Tem sido tempos interessantes. 
*Fonte*: IPMA

"TORNADO NA PRAIA DE ANGEIRAS, CONCELHO DE MATOSINHOS, 10 JANEIRO 2016

2016-01-12 (IPMA)

Na madrugada do passado dia 10 de janeiro, na praia de Angeiras, em Lavra, concelho de Matosinhos, ocorreu um episódio de vento muito forte traduzido por alguma destruição em vivendas, nomeadamente por destelhamentos, danos em janelas, persianas e, também, em viaturas. A natureza dos danos revela consistência com estragos tipicamente produzidos por um tornado.

O território do continente encontrava-se, então, sob a influência de uma depressão centrada sobre as ilhas britânicas. A respetiva perturbação frontal ondulava pelo norte da península Ibérica, encontrando-se a região Norte de Portugal continental, pelas 3 UTC (3 horas, hora local), ainda sob a influência de uma massa de ar tropical marítimo, situada no setor quente. Sobre a região, com uma orientação geral sudoeste-nordeste, propagavam-se diversas linhas de instabilidade, embebidas em ar relativamente estável e, àquela hora, era igualmente notória a presença de uma corrente de jato sobre a região, centrada a uma altitude em torno dos 300 hPa (9 quilómetros).

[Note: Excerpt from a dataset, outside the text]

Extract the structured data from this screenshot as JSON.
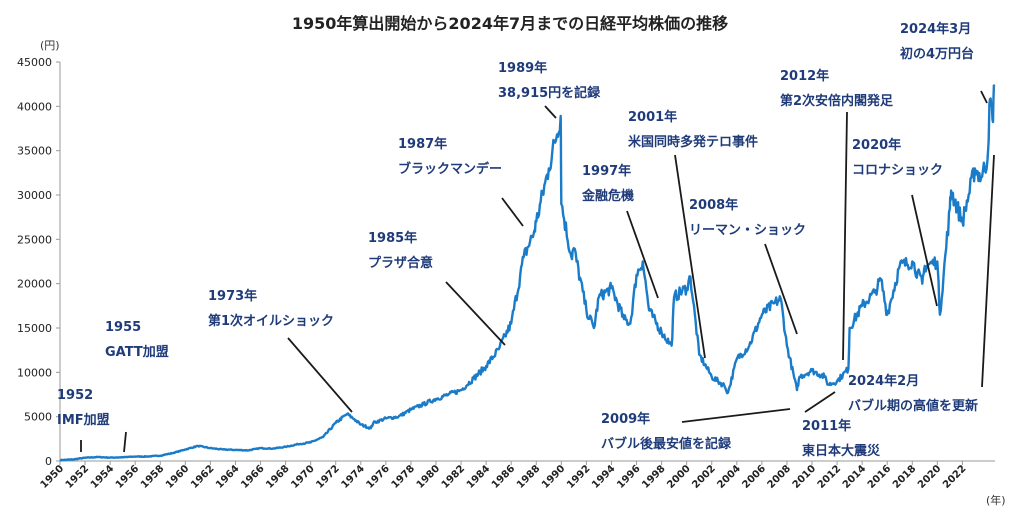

Embora a massa de ar fosse caraterizada por um conteúdo em humidade e condições de instabilidade relativamente modestos a uma escala sinótica, a referida corrente de jato poderá ter organizado e forçado movimentos verticais ascendentes mais fortes, a escalas locais, na região das linhas de instabilidade mencionadas. Este facto teve, aliás, correspondência com a presença de topos de nuvens acima de 6000 m de altitude, observados pelo radar de Arouca/Pico do Gralheiro (A/PG) na linha de instabilidade que se propagava sobre a região do Porto. O perfil vertical do vento que foi possível inferir da estação do radar de A/PG e de uma observação aerológica, mostra valores apenas moderados de wind shear, quer na camada 0-6 quilómetros, quer na camada 0-1 quilómetros. Não obstante estes valores relativamente modestos, as observações do radar evidenciaram a presença de diversas perturbações de pequena escala espacial e com ciclos de vida relativamente curtos as quais, ainda assim, apresentavam caraterísticas consistentes com o diagnóstico de supercélula (SC).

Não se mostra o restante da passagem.